CoVaxxy: A Collection of English-language Twitter Posts About COVID-19 Vaccines
Matthew R. DeVerna, Francesco Pierri, Bao Tran Truong, John, Bollenbacher, David Axelrod, Niklas Loynes, Christopher Torres-Lugo,, Kai-Cheng Yang, Filippo Menczer, and John Bryden

TL;DR
The paper introduces CoVaxxy, a comprehensive Twitter dataset on COVID-19 vaccines, along with a visualization dashboard, to facilitate research on misinformation and vaccine adoption patterns.
Contribution
It provides a new dataset and visualization tools for analyzing COVID-19 vaccine-related social media content and misinformation.
Findings
Analysis of tweet volume and hashtags over time
Prevalence of high- and low-credibility sources
Geographical distribution of vaccine-related posts
Abstract
With a substantial proportion of the population currently hesitant to take the COVID-19 vaccine, it is important that people have access to accurate information.

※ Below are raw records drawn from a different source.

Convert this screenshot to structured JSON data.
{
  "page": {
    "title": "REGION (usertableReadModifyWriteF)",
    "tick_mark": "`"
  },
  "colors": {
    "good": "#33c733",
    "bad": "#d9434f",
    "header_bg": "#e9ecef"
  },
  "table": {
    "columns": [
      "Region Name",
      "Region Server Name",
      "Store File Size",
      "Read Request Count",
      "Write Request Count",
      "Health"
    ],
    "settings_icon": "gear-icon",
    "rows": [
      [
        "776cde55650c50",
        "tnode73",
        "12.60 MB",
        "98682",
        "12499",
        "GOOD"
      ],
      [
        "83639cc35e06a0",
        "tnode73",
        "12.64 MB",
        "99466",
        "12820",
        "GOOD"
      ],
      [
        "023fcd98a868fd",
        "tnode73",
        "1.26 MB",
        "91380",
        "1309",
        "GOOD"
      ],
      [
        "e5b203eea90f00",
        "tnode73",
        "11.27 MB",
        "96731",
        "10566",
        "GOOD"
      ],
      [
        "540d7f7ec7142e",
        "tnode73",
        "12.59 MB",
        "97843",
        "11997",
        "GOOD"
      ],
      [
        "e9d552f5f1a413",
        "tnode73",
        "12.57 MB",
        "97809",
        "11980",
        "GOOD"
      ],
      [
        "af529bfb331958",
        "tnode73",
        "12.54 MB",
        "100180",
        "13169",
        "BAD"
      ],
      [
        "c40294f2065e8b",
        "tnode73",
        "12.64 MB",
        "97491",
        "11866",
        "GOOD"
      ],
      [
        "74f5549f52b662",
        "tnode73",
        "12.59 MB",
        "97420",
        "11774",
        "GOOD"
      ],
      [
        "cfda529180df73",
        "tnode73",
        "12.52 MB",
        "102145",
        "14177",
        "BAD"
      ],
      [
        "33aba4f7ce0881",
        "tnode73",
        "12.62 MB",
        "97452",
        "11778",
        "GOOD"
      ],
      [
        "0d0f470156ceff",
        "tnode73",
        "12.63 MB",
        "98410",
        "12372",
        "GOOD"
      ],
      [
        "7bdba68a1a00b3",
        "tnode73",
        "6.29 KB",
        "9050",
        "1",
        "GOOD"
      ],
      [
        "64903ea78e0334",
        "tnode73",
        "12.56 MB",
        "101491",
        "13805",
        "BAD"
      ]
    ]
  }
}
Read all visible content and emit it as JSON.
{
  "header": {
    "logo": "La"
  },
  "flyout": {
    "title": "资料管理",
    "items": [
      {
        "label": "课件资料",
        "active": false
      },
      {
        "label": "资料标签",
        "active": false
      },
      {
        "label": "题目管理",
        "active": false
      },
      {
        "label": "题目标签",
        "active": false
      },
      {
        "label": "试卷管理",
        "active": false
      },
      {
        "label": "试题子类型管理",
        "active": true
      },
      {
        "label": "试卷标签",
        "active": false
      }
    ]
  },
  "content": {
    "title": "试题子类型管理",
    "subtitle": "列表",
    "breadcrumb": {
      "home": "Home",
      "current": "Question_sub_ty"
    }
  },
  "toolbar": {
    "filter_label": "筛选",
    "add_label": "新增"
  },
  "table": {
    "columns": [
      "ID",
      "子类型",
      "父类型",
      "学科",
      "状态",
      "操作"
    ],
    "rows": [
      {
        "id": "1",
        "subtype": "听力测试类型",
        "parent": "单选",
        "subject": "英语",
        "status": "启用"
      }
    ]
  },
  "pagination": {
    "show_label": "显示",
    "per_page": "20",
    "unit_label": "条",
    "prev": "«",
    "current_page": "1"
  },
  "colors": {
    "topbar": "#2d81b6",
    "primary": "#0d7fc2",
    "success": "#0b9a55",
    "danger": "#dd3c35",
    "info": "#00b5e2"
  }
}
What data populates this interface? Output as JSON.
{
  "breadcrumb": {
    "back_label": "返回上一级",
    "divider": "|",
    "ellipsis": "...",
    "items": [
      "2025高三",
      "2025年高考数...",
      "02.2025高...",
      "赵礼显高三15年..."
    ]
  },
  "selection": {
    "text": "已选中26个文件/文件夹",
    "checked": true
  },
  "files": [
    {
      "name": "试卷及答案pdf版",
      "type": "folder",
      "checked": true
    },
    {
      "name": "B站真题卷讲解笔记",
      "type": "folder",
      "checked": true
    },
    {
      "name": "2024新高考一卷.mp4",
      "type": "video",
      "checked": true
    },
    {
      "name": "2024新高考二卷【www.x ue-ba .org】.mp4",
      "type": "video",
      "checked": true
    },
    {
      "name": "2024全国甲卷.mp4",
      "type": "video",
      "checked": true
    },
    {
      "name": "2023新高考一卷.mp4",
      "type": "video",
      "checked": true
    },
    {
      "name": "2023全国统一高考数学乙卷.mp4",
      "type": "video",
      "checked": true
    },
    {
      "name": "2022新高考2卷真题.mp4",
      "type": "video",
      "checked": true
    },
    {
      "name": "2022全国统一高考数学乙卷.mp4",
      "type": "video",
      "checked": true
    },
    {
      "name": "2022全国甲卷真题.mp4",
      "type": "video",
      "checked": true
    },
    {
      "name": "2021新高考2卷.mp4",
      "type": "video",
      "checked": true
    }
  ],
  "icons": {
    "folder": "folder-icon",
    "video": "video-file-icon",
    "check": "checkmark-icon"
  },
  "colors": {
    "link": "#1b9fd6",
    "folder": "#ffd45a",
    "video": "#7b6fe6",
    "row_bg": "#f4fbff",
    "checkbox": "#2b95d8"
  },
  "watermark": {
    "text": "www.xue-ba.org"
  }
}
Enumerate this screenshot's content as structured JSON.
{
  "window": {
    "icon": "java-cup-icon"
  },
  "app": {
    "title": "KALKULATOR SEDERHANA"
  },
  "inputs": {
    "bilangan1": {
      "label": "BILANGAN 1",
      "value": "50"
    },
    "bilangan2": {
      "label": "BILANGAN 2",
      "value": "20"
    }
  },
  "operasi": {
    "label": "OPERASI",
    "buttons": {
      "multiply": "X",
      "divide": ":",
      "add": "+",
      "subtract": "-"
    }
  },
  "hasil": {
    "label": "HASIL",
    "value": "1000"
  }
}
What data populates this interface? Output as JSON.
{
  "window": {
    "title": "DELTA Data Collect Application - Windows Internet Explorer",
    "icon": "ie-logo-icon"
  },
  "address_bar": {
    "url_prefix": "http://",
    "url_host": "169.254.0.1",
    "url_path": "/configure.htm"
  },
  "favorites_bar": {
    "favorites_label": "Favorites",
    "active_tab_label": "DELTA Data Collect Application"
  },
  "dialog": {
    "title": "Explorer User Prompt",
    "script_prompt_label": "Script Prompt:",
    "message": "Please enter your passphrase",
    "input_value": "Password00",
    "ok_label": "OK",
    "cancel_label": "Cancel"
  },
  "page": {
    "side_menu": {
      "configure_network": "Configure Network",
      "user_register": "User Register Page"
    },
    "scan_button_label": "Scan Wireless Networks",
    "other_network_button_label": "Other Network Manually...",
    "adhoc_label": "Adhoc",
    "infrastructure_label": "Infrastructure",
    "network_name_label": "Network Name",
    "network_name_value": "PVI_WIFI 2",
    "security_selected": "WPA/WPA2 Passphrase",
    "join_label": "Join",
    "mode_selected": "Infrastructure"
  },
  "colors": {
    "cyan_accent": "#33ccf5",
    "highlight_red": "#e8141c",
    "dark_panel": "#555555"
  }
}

However, there is a large amount of low-credibility information about vaccines spreading on social media. In this paper, we present the CoVaxxy dataset, a growing collection of English-language Twitter posts about COVID-19 vaccines. Using one week of data, we provide statistics regarding the numbers of tweets over time, the hashtags used, and the websites shared. We also illustrate how these data might be utilized by performing an analysis of the prevalence over time of high- and low-credibility sources, topic groups of hashtags, and geographical distributions. Additionally, we develop and present the CoVaxxy dashboard, allowing people to visualize the relationship between COVID-19 vaccine adoption and U.S. geo-located posts in…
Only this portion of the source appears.